“Do you work here?”
“I live here,” Scarlett said. “I can help you.”
“Oh, so your mother is…” Scarlett could see the woman putting two and two together and slowly, ever so slowly, pulling a four into focus. “Who said child labor was dead? I’m being helped. But thank you. Someone, probably your mother, is getting me an espresso as we speak, an espresso that will hopefully prevent me from falling over. I’ve just gotten off the plane from Thailand. Twenty-nine hours. Have you ever been on a plane for twenty-nine hours? I haven’t sat still that long since I did a marathon meditation for two days when I was on the ashram. My ass could take it then. I don’t want to sit down again for a week, at least. I’ll admit it. I have jet lag.”
The majority of that was delivered in one long breath. She swiveled her torso, cracking her back loudly, then strode over to the desk and peered at the framed pictures that hung behind it, showing all the successive generations of Martins posed in front of the hotel. The last picture had been taken four years ago. Scarlett loved the way her braces caught the sun in it. Eleven had been a rough year, for many reasons.
“God!” the woman said. “How many of you are there?”
“You mean my brothers and sisters? Four.”
“Four!” The woman laughed again. It was a strangely animated laugh, like someone had attached her chin to a string and was jerking it toward the sky. “You don’t see that much in the city. I guess your parents aren’t fans of birth control.”
Scarlett had had this exact thought many times herself, but she didn’t really like hearing this stranger saying it out loud. Nor did she like strangers hanging over her, practically staring down her cleavage. But it wasn’t the cleavage, or lack thereof, that the woman seemed most interested in.
“That’s Dior, isn’t it?” she asked, pinching the strap and feeling the material.
The woman was close enough for Scarlett to smell—she carried a faint fragrance of incense, and a light perfume that had an expensive feel inside of Scarlett’s nose.
“Yes,” Scarlett admitted.
The woman leaned over farther and stared at the picture again.
“Interesting group,” she said. “All the girls are blonde, like your dad. And your brother is brunette, like your mother. Good-looking guy, your brother. How old is he?”
“In the picture or now?” Scarlett asked.
“I’m only interested in now,” the woman said with a smile.
“Nineteen.”
“Older sister as well? She’s stunning. How old is she?”
“Eighteen.”
Her interest seemed to end with Spencer and Lola. She tapped a fingernail against her front teeth.
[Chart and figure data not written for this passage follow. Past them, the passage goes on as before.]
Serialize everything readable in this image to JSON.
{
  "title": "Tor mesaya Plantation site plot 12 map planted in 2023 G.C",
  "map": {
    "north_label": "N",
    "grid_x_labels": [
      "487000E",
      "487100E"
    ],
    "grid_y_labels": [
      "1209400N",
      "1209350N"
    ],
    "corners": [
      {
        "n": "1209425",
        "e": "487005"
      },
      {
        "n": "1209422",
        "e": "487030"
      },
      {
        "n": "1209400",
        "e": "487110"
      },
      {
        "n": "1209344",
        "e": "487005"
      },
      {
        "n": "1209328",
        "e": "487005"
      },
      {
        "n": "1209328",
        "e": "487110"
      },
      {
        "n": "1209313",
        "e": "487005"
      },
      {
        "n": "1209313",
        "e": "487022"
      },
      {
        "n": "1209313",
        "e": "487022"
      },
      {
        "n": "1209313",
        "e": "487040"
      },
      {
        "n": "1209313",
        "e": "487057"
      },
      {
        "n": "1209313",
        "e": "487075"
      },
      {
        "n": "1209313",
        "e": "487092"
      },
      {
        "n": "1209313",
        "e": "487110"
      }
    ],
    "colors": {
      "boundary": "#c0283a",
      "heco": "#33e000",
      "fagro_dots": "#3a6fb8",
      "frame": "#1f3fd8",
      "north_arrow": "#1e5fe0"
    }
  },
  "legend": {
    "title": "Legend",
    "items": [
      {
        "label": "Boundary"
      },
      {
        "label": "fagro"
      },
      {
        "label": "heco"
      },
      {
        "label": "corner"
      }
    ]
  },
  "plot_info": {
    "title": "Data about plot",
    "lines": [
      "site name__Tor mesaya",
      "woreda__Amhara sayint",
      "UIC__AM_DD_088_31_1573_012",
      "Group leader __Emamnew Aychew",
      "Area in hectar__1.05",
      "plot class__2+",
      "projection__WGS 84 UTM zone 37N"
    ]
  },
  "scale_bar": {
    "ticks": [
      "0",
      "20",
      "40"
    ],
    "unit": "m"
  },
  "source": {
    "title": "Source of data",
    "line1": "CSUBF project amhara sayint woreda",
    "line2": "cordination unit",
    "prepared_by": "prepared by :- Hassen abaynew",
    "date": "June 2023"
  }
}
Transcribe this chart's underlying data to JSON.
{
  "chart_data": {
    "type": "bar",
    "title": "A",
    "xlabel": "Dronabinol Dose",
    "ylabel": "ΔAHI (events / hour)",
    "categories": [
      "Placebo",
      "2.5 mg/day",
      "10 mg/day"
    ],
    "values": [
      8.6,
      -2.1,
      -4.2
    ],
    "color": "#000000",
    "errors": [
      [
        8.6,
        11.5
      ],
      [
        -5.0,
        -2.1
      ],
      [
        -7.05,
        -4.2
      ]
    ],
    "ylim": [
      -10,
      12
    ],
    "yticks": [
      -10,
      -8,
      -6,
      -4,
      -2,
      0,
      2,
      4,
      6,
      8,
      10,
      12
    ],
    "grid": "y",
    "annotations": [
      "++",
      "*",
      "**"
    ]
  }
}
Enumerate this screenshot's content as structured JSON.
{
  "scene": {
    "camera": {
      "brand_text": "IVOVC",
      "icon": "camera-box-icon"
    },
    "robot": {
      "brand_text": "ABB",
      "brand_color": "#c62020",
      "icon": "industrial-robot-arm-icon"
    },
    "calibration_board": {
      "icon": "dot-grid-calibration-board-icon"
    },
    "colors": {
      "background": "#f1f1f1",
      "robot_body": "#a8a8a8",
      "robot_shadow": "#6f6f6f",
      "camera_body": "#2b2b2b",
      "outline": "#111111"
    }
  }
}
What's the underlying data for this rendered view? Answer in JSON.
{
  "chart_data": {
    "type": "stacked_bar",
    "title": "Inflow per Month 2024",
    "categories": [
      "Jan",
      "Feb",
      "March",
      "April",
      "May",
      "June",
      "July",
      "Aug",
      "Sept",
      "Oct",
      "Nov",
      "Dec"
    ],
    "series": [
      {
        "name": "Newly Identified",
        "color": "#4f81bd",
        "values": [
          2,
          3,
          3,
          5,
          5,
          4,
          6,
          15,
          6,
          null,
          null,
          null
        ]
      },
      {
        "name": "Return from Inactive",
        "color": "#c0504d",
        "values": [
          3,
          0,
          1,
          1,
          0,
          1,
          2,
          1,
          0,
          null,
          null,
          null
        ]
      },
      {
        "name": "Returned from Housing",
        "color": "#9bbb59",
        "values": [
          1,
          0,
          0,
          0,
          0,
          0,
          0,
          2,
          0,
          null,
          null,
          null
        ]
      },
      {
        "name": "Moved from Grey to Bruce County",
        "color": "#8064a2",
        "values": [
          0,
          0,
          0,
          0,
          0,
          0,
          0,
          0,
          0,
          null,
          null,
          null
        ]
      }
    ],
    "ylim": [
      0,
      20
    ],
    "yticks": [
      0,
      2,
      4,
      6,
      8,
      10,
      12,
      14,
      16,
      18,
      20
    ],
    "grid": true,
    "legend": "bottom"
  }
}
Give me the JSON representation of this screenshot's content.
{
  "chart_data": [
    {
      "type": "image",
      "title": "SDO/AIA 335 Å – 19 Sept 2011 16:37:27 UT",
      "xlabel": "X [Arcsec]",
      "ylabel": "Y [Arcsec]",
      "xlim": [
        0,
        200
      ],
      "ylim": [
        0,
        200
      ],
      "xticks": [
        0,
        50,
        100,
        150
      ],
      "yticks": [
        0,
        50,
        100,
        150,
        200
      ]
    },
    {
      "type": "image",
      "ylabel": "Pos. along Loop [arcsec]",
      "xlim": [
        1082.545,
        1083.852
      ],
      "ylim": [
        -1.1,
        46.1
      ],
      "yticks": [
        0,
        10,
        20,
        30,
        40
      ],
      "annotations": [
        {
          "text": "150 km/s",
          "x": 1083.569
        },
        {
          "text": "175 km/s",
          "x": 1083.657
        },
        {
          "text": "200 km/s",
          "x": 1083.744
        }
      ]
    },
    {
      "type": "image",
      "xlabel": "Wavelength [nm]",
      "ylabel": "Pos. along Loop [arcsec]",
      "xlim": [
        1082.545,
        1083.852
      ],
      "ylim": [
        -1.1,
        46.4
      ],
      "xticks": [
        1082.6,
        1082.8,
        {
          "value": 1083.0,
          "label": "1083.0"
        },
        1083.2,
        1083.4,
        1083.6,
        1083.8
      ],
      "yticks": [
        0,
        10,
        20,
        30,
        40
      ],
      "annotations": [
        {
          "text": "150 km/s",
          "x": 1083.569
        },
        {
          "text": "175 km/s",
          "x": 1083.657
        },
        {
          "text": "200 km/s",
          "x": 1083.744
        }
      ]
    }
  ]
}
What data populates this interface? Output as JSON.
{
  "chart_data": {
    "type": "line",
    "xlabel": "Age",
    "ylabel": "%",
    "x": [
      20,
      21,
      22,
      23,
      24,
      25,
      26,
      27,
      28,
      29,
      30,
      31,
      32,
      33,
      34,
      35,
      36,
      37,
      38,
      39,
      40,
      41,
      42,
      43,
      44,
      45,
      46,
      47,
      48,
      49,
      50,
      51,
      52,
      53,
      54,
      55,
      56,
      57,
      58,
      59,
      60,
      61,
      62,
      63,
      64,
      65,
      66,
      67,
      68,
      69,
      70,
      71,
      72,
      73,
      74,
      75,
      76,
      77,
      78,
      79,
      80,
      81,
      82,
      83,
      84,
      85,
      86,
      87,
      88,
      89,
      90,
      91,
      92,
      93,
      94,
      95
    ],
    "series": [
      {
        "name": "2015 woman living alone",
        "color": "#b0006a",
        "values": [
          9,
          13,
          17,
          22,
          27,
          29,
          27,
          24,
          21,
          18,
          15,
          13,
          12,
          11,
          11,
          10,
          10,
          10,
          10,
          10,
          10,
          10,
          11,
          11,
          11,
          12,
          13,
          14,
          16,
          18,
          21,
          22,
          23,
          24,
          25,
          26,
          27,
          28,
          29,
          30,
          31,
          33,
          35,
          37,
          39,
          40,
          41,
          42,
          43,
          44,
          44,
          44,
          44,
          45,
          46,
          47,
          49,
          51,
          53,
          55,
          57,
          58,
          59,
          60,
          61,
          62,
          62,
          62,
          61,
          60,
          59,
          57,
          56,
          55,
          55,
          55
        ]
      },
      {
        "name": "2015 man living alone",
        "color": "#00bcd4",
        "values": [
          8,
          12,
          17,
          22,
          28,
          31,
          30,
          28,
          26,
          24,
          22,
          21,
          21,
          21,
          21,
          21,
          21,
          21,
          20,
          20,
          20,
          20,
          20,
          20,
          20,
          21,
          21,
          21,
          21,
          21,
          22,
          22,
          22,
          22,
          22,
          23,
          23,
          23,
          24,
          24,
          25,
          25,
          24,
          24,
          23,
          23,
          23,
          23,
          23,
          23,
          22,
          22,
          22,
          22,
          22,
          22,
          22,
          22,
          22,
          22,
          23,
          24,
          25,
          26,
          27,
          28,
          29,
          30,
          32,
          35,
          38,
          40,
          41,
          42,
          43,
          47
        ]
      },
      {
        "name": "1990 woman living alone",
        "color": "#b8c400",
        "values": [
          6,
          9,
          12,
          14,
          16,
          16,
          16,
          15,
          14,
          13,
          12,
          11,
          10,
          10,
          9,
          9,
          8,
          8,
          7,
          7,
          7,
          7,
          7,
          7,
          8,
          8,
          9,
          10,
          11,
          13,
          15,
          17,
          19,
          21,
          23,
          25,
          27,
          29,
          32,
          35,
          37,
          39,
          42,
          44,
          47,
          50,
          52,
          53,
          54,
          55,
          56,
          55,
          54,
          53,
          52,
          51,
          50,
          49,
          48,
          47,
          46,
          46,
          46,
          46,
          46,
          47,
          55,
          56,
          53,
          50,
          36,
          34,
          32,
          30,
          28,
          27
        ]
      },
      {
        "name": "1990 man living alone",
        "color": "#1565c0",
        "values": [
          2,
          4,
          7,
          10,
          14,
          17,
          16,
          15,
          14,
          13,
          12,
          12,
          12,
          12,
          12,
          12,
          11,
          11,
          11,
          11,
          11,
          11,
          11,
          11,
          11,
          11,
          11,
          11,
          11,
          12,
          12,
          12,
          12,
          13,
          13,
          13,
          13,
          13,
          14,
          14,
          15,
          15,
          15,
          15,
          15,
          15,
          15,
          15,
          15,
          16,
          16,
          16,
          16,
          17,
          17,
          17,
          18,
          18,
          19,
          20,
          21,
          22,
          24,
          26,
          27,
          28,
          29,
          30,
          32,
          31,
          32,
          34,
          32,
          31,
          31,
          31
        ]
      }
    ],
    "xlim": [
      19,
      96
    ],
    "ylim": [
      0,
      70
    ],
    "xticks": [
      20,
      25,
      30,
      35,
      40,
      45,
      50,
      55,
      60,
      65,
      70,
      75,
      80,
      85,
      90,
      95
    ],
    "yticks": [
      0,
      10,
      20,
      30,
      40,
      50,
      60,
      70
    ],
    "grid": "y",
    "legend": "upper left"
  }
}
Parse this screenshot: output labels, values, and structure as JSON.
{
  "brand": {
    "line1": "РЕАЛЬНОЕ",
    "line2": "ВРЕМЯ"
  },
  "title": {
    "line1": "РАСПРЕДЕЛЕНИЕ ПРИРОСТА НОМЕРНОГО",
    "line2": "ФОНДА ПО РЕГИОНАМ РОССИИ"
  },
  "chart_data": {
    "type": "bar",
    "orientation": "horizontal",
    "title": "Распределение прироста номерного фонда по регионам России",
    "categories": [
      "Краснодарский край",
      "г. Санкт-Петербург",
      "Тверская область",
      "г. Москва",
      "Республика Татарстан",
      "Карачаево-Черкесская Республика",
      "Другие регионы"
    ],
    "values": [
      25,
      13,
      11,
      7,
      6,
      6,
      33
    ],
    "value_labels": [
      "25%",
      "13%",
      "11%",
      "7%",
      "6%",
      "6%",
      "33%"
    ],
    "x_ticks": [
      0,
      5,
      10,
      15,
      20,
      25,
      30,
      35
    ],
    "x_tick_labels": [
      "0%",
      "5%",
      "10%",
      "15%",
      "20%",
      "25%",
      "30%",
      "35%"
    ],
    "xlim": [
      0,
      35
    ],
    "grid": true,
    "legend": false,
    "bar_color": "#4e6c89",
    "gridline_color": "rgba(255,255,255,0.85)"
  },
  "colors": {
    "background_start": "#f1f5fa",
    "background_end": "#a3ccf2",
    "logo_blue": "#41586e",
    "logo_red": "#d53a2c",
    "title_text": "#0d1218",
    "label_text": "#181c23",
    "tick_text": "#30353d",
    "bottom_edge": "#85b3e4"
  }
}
“It’s not exactly what I pictured,” she said, turning to look around the lobby.
Scarlett didn’t know what to say. The hotel was what it was. Not the best. Far from the worst.
Her mother entered from the kitchen, bearing a white mug on a saucer, with a tiny pile of orange rind clustered around it. The woman eagerly accepted this, pinching up all of the orange and dropping it into the cup.
“Four shots of espresso,” her mother said.
The woman nodded and sucked this back like it was nothing at all.
“This is my daughter Scarlett,” her mother explained.
“We’ve met,” the woman said. “Nice name. And nice dress. I’m more of a Vivienne Westwood woman myself. But really, I like small, up-and-coming designers, right out of design school. You get all the freshest ideas for a song.”
Scarlett’s mother’s face had slipped into that half-paralyzed mask it got when a seriously paying customer was around.
“This is Mrs. Amberson,” she said to Scarlett. “She’ll be here all summer.”
“All summer?” Scarlett repeated.
“All summer,” Mrs. Amberson said.
“All summer,” her mother said again. “In the Empire Suite.”
“The Empire Suite?” Scarlett said.
“This is adorable,” Mrs. Amberson cut in. “Do you often sing in rounds? Makes sense. You look a bit like the Von Trapps.”
It took Scarlett a minute to realize that she was talking about The Sound of Music. Actually, yes. Maybe they were a little Von Trapp like. Many, blonde, repetitive. Also, running for the hills sounded like a pretty good plan.
“Will your husband be joining you at some point?” her mom asked, sitting back down in front of the computer.
“Oh, no,” Mrs. Amberson said. “My husband is more of a concept than a person.”
She let that mysterious sentence linger in the air for a moment.